Summary
This article provides an update on controversies surrounding angiotensin receptor blockers (ARBs). Eight different ARBs are currently available, all with variable pharmacological properties. However, when considering a class effect, what applies to one drug may not necessarily pertain to all drugs in the class.
- Dementias
- Myocardial Infarction
- Respiratory Cancers
- Cognitive Disorders
- Reproductive Cancers
- Breast Cancer
- Hypertensive Disease
- Dementias
- Myocardial Infarction
- Respiratory Cancers
- Cognitive Disorders
- Reproductive Cancers
- Breast Cancer
- Hypertensive Disease
- Cardiology
Domenic Sica, MD, Virginia Commonwealth University Health System, Richmond, Virginia, USA, gave an update on controversies surrounding angiotensin receptor blockers (ARBs). Eight different ARBs are currently available, all with variable pharmacological properties (Table 1). Before reviewing meta-analyses of ARBs, Dr. Sica reminded the audience that when considering a class effect, what applies to one drug may not necessarily pertain to all drugs in the class.
ARBS AND CANCER
A 2010 meta-analysis by Sipahi et al. [Lancet Oncol] indicated that ARB treatment was associated with an increased risk of cancer. When 4 randomized trials with a secondary endpoint of cancer were combined, the authors found that patients treated with ARBs had an increased likelihood of a new cancer diagnosis (RR, 1.11; 95% CI, 1.04 to 1.18; p=0.001). A subsequent meta-analysis of 15 long-term trials found a neutral effect of ARBs when compared with non-ARB controls (OR, 1.00; 95% CI, 0.95 to 1.04) [ARB Trialists Collaboration.

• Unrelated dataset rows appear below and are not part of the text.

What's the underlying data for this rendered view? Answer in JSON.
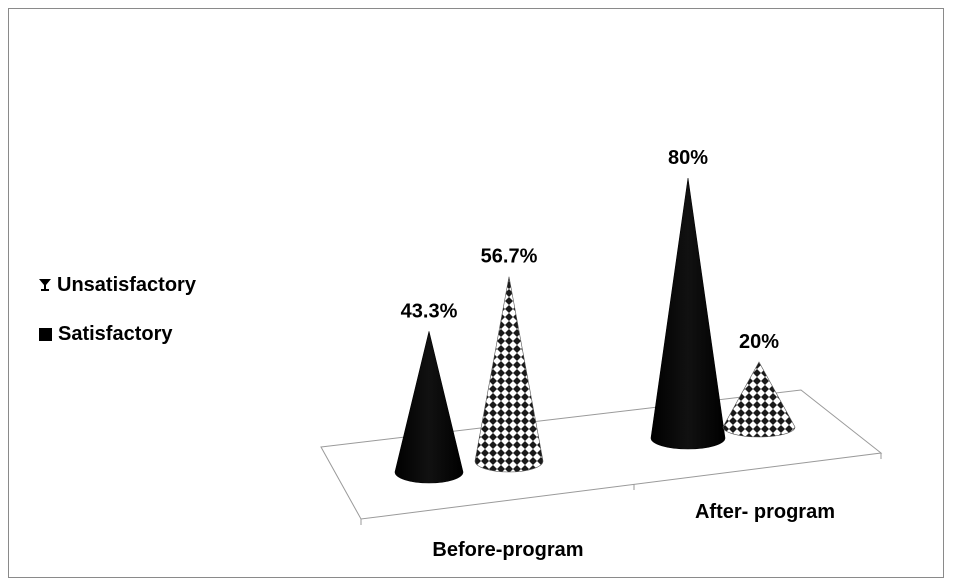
{
  "chart_data": {
    "type": "bar",
    "style": "3d-cone",
    "categories": [
      "Before-program",
      "After- program"
    ],
    "series": [
      {
        "name": "Satisfactory",
        "values": [
          43.3,
          80
        ],
        "labels": [
          "43.3%",
          "80%"
        ],
        "color": "#000000"
      },
      {
        "name": "Unsatisfactory",
        "values": [
          56.7,
          20
        ],
        "labels": [
          "56.7%",
          "20%"
        ],
        "color": "#ffffff",
        "pattern": "checker"
      }
    ],
    "ylim": [
      0,
      80
    ],
    "legend_position": "left",
    "grid": false
  }
}
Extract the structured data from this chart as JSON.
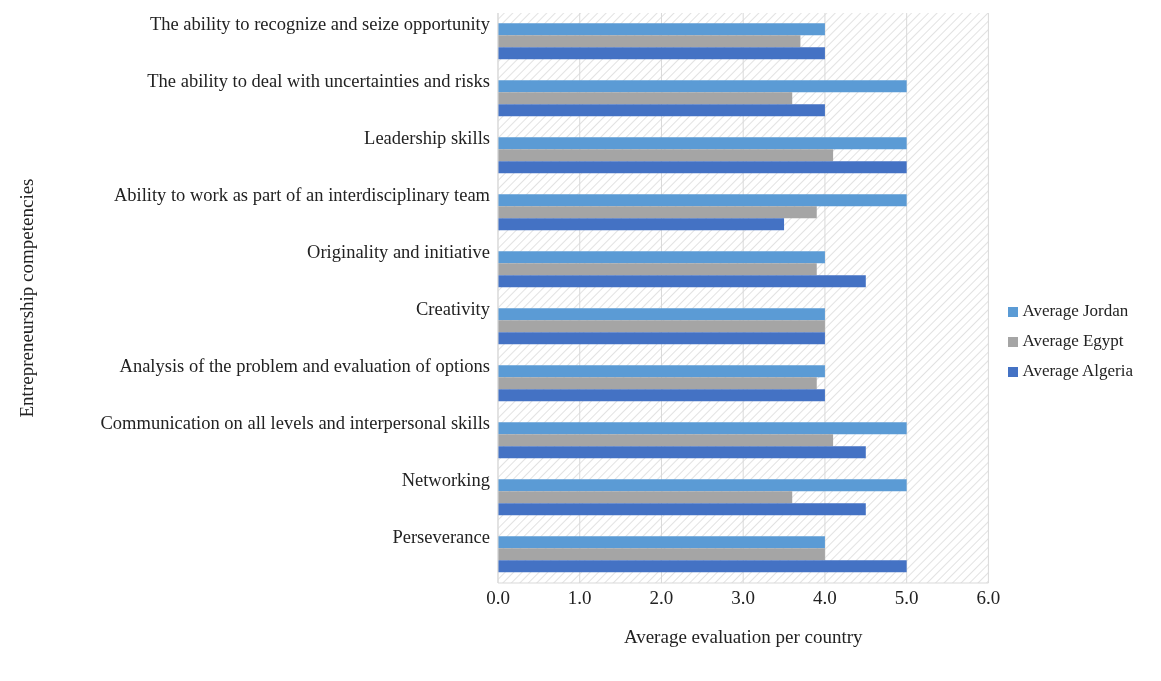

J Hypertens 2011]. The United States Food and Drug Administration issued a statement in 2011 stating that there was no evidence of increased risk of cancer linked to ARB use [US FDA. Safety Announcement. http://www.fda.gov/Drugs/DrugSafety/ucm257516.htm. Published June 2, 2011. Accessed June 21, 2013]. “It's not been laid to rest completely, but most analyses suggest there is little such relationship,” summarized Dr. Sica.
ARBs AND MYOCARDIAL INFARCTION
A 2004 nonquantitative review of ARBs and risk of myocardial infarction (MI) implied that ARB use was associated with an increased risk of MI [Verma S, Strauss M. BMJ]. However, this idea was not supported in subsequent systematic review that included 19 trials (OR, 0.94 vs placebo; 95% CI, 0.75 to 1.16) [McDonald MA et al. BMJ 2005]. A 2011 meta-analysis of 37 randomized trials further supported the idea that ARBs are not associated with an increased risk of MI (OR, 1.01; 95% CI, 0.96 to 1.06) [Bangalore S et al. BMJ].
ARBs AND DEMENTIA
More studies are needed to determine the effect of ARB treatment on dementia, particularly Alzheimer disease (AD). There were no differences in Mini-Mental Status Examination (MMSE) scores overall in the Study on Cognition and Prognosis in the Elderly trial [SCOPE; [Skoog I et al. Am J Hypertens 2005]. However, in patients with a baseline MMSE score of 24 to 28, those taking candesartan had smaller declines in MMSE than controls (mean difference, 0.49; 95% CI, 0.02 to 0.97; p=0.04). A large study using the US Veterans Affairs administrative database of 819,491 patients (∼98% male) suggested that ARB use was associated with a lower risk of AD compared with angiotensin-converting-enzyme inhibitors (HR, 0.81; 95% CI, 0.68 to 0.96; p=0.016) [Li NC et al. BMJ 2010]. Results from 3 smaller studies also indicated that older patients with hypertension taking ARBs may have better cognitive functioning [Tedesco MA et al. Am J Hypertens 1999; Fogari R et al. J Hum Hypertens 2006; Hajjar I et al. Arch Int Med 2012]
In conclusion, it is unlikely that ARBs increase the risk of cancer or of MI but it remains uncertain whether they can prevent dementia, particularly AD. Additional large scale studies would further clarify the effects of ARB treatment.